Now you did it. You provoked me to regurgitate long debated musings of my own mind.
So you might want to skip this
Just brainstorming, but
what if, what are often called 'gifts' such as having an almost instinctual ability to work out mechanical problems, work wood, create art, mathematics, etc.-- or precognition-- perhaps even some forms of insanity (schizophrenia) and so on...were not just un/lucky combinations, but, memories and knowledge handed down from prior generations?
IOW, at the moment of conception, all of the knowledge and experience of your parents 'at that point' were encoded into the DNA (or whatever) that formed you. Along with it is the knowledge and experience they gained from their parents up to the point when they were conceived, and so on going back to the dawn of time.
Skills and abilities passed on and built upon by each subsequent generation. Precognition/déjà vu/instinctualy knowing who to avoid or how to react in social situations, not so much some magical ability, but millennia of experience allowing you to subconsciously 'guess' or predict, calculate, what is going to happen to even having knowledge of previous similar events or places. Certain forms of insanity, where those memories, thoughts, and so on, push their way due to a defect into your conscious mind either confusing or conflicting with current reality.
Naturally, not being knowledge you could directly draw from, that forefather experience and skills would reveal itself through 'inspiration.' You don't know why, nor have been taught, yet, you seem to just know.
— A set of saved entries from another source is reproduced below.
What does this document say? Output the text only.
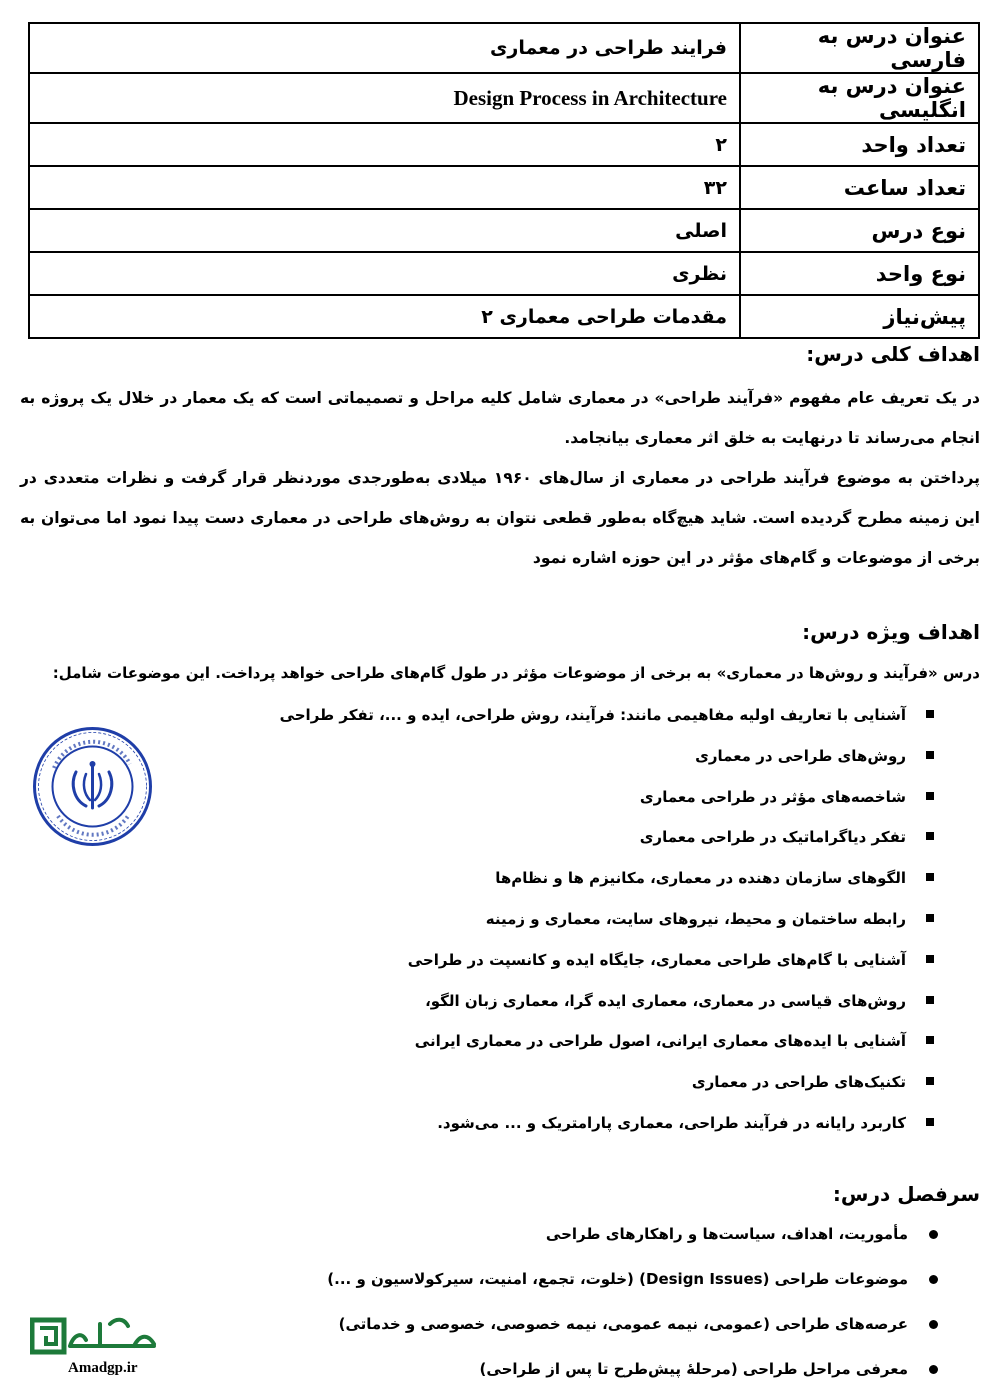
عنوان درس به فارسی	فرایند طراحی در معماری
عنوان درس به انگلیسی	Design Process in Architecture
تعداد واحد	۲
تعداد ساعت	۳۲
نوع درس	اصلی
نوع واحد	نظری
پیش‌نیاز	مقدمات طراحی معماری ۲
اهداف کلی درس:

در یک تعریف عام مفهوم «فرآیند طراحی» در معماری شامل کلیه مراحل و تصمیماتی است که یک معمار در خلال یک پروژه به انجام می‌رساند تا درنهایت به خلق اثر معماری بیانجامد.

پرداختن به موضوع فرآیند طراحی در معماری از سال‌های ۱۹۶۰ میلادی به‌طورجدی موردنظر قرار گرفت و نظرات متعددی در این زمینه مطرح گردیده است. شاید هیچ‌گاه به‌طور قطعی نتوان به روش‌های طراحی در معماری دست پیدا نمود اما می‌توان به برخی از موضوعات و گام‌های مؤثر در این حوزه اشاره نمود

اهداف ویژه درس:
درس «فرآیند و روش‌ها در معماری» به برخی از موضوعات مؤثر در طول گام‌های طراحی خواهد پرداخت. این موضوعات شامل:
آشنایی با تعاریف اولیه مفاهیمی مانند: فرآیند، روش طراحی، ایده و ...، تفکر طراحی
روش‌های طراحی در معماری
شاخصه‌های مؤثر در طراحی معماری
تفکر دیاگراماتیک در طراحی معماری
الگوهای سازمان دهنده در معماری، مکانیزم ها و نظام‌ها
رابطه ساختمان و محیط، نیروهای سایت، معماری و زمینه
آشنایی با گام‌های طراحی معماری، جایگاه ایده و کانسپت در طراحی
روش‌های قیاسی در معماری، معماری ایده گرا، معماری زبان الگو،
آشنایی با ایده‌های معماری ایرانی، اصول طراحی در معماری ایرانی
تکنیک‌های طراحی در معماری
کاربرد رایانه در فرآیند طراحی، معماری پارامتریک و ... می‌شود.
سرفصل درس:
مأموریت، اهداف، سیاست‌ها و راهکارهای طراحی
موضوعات طراحی (Design Issues) (خلوت، تجمع، امنیت، سیرکولاسیون و ...)
عرصه‌های طراحی (عمومی، نیمه عمومی، نیمه خصوصی، خصوصی و خدماتی)
معرفی مراحل طراحی (مرحلهٔ پیش‌طرح تا پس از طراحی)
Amadgp.ir
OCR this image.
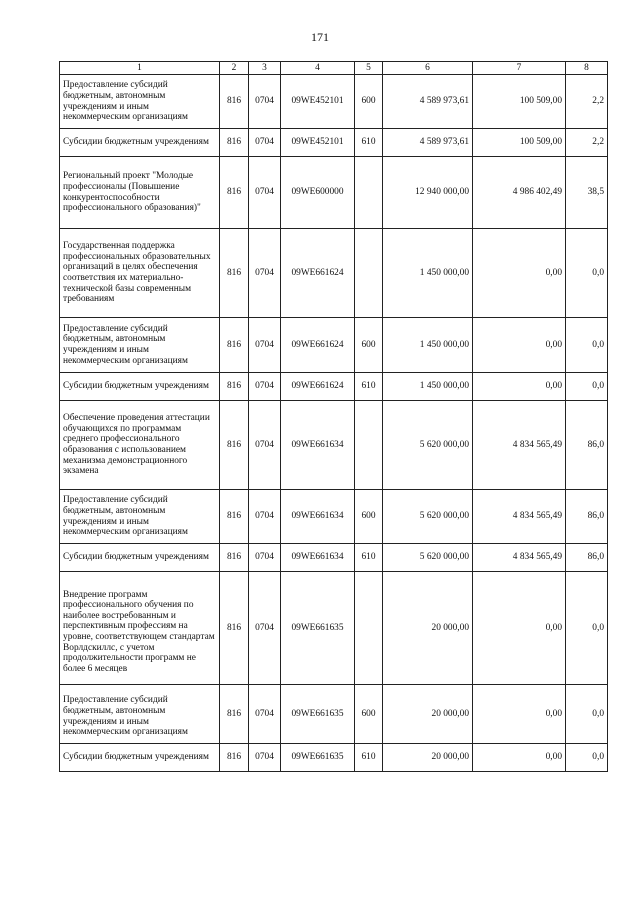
171
1	2	3	4	5	6	7	8
Предоставление субсидий бюджетным, автономным учреждениям и иным некоммерческим организациям	816	0704	09WE452101	600	4 589 973,61	100 509,00	2,2
Субсидии бюджетным учреждениям	816	0704	09WE452101	610	4 589 973,61	100 509,00	2,2
Региональный проект "Молодые профессионалы (Повышение конкурентоспособности профессионального образования)"	816	0704	09WE600000		12 940 000,00	4 986 402,49	38,5
Государственная поддержка профессиональных образовательных организаций в целях обеспечения соответствия их материально-технической базы современным требованиям	816	0704	09WE661624		1 450 000,00	0,00	0,0
Предоставление субсидий бюджетным, автономным учреждениям и иным некоммерческим организациям	816	0704	09WE661624	600	1 450 000,00	0,00	0,0
Субсидии бюджетным учреждениям	816	0704	09WE661624	610	1 450 000,00	0,00	0,0
Обеспечение проведения аттестации обучающихся по программам среднего профессионального образования с использованием механизма демонстрационного экзамена	816	0704	09WE661634		5 620 000,00	4 834 565,49	86,0
Предоставление субсидий бюджетным, автономным учреждениям и иным некоммерческим организациям	816	0704	09WE661634	600	5 620 000,00	4 834 565,49	86,0
Субсидии бюджетным учреждениям	816	0704	09WE661634	610	5 620 000,00	4 834 565,49	86,0
Внедрение программ профессионального обучения по наиболее востребованным и перспективным профессиям на уровне, соответствующем стандартам Ворлдскиллс, с учетом продолжительности программ не более 6 месяцев	816	0704	09WE661635		20 000,00	0,00	0,0
Предоставление субсидий бюджетным, автономным учреждениям и иным некоммерческим организациям	816	0704	09WE661635	600	20 000,00	0,00	0,0
Субсидии бюджетным учреждениям	816	0704	09WE661635	610	20 000,00	0,00	0,0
I would also suspect that over time that access to such knowledge degrades or is veiled as we heap on our own experience and knowledge tending to look to them for guidance instead of letting that of this passed down experience flow freely.
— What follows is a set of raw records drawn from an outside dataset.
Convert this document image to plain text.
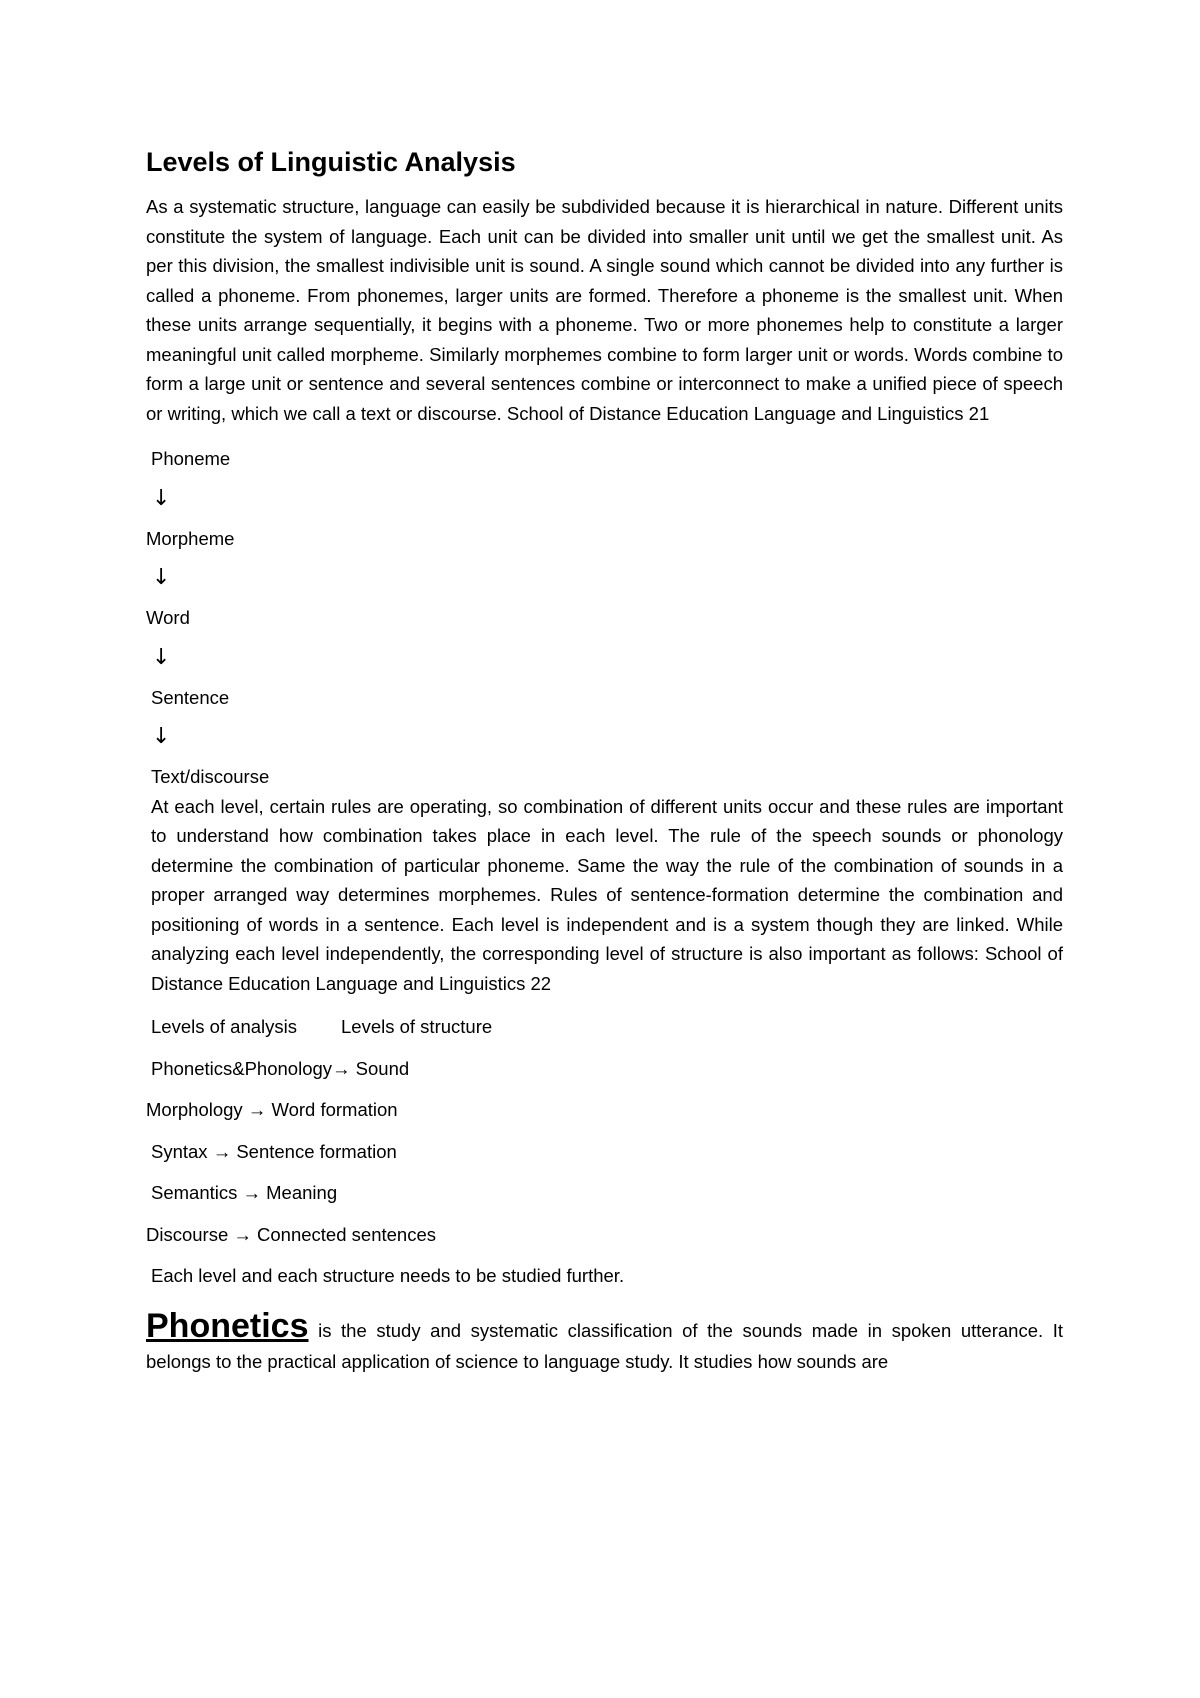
Levels of Linguistic Analysis

As a systematic structure, language can easily be subdivided because it is hierarchical in nature. Different units constitute the system of language. Each unit can be divided into smaller unit until we get the smallest unit. As per this division, the smallest indivisible unit is sound. A single sound which cannot be divided into any further is called a phoneme. From phonemes, larger units are formed. Therefore a phoneme is the smallest unit. When these units arrange sequentially, it begins with a phoneme. Two or more phonemes help to constitute a larger meaningful unit called morpheme. Similarly morphemes combine to form larger unit or words. Words combine to form a large unit or sentence and several sentences combine or interconnect to make a unified piece of speech or writing, which we call a text or discourse. School of Distance Education Language and Linguistics 21

Phoneme

↓

Morpheme

↓

Word

↓

Sentence

↓

Text/discourse

At each level, certain rules are operating, so combination of different units occur and these rules are important to understand how combination takes place in each level. The rule of the speech sounds or phonology determine the combination of particular phoneme. Same the way the rule of the combination of sounds in a proper arranged way determines morphemes. Rules of sentence-formation determine the combination and positioning of words in a sentence. Each level is independent and is a system though they are linked. While analyzing each level independently, the corresponding level of structure is also important as follows: School of Distance Education Language and Linguistics 22

Levels of analysis Levels of structure

Phonetics&Phonology→ Sound

Morphology → Word formation

Syntax → Sentence formation

Semantics → Meaning

Discourse → Connected sentences

Each level and each structure needs to be studied further.

Phonetics is the study and systematic classification of the sounds made in spoken utterance. It belongs to the practical application of science to language study. It studies how sounds are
Clearly as we see with dementia and alzheimer's patients who regress drawing out long forgotten memories that we actually forget nothing, just stuffing it away. So there is the ability to shield (not eliminate) impertinent 'formative' information. Leaving the only question of, could it be handed down genetically?
If so, then I would say "yes, the human mind could hold thousands of years of information." I suspect that knowledge is not limited by the constraints of a physical size (number of cells, size of your noggin (your avatar regardless), whatever).